А пуговка хранится в Алешкиной коллекции,
За маленькую пуговку — ему большой почет.
— Как же давно я не слышала эту песню! Девочки, я немного побаиваюсь этого иностранного гостя.
— Не горюй, Нонка. Если что, мы твоего Донована выведем на чистую воду и сдадим властям, — в приступе патриотизма говорит Юлька и возвращается к реальности: — У кого есть жвачка?
— Начинается, — сетует Соня.
— У меня есть. — Нонна копается в сумке. Из нее звучно выскальзывает конверт с деньгами и падает на пол. Нонна находит жвачку и протягивает Юле, а Нонкина нога случайно заталкивает конверт под водительское сиденье.

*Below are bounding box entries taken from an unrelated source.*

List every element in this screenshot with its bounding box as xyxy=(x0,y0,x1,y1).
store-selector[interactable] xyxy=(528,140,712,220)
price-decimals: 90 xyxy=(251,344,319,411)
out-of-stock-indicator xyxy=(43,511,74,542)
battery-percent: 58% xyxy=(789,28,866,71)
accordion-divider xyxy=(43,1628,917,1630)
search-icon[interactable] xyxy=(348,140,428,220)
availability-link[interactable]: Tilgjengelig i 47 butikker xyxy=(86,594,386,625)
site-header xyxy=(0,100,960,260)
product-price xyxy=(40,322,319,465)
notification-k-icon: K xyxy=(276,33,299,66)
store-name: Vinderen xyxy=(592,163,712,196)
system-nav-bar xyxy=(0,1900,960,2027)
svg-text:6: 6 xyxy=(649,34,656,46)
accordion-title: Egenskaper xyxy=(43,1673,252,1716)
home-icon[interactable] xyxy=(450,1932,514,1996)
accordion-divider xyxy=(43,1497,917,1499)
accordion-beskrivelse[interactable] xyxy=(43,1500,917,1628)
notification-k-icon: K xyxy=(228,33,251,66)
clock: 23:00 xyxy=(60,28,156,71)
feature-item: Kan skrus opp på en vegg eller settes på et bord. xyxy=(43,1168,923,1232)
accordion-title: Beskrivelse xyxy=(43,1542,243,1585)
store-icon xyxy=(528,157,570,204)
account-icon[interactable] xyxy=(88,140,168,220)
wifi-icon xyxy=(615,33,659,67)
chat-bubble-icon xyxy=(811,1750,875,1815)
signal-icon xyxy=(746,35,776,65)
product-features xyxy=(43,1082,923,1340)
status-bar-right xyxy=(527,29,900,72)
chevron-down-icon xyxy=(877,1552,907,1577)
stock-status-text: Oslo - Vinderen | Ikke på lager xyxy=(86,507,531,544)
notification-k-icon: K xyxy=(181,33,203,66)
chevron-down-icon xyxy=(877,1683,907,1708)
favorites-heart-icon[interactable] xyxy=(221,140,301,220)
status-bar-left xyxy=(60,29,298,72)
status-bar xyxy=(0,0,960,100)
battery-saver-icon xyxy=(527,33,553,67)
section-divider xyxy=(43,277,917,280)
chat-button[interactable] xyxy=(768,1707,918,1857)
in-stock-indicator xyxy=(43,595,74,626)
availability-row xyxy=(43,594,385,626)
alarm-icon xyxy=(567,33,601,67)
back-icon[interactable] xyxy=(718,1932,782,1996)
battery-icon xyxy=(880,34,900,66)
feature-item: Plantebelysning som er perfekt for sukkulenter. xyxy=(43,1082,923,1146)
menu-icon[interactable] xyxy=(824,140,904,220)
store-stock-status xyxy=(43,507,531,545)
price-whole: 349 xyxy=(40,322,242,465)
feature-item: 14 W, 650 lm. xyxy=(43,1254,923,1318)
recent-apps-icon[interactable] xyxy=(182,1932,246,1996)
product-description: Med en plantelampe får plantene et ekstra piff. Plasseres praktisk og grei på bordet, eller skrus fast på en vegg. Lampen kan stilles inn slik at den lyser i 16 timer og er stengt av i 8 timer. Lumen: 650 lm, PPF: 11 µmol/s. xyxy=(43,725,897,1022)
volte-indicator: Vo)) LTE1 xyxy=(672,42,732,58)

— А если серьезно, то в общении с иностранцами главное помнить: все, что ты знала о них до сих пор, — набор стереотипов и дурацких мифов.
— Ага, включая и то, что иностранцы — зануды, шпионы и козлы, — насмешничает Соня.
— Ладно, ладно. Мы же серьезные девушки.
Это катастрофа! Если инфернальщик Эдуард легко простил им потерю своих денег, загипнотизированный красными Юлькиными волосами и их слезливым трио, то эта пропажа грозила полным финансовым крахом. Ведь в итоге цель Эдика была достигнута — песня Гаврика Лубнина звучала в эфире. То есть потеря камеры и всего прочего была компенсирована тем, что инфернальщику не пришлось тратиться на размещение клипа на музыкальных каналах. Пираты взяли это на себя. Конечно, им всем был нанесен моральный ущерб, но если бы Эдику захотелось, наверняка он смог бы найти обидчиков и наказать. Но что предложить Нине Афанасьевне? Погадать? Станцевать танец живота? Заставить Соньку бесплатно полечить стены храма дружбы народов? Или убедить Юлю сшить ей наряд снежинки для новогоднего карнавала?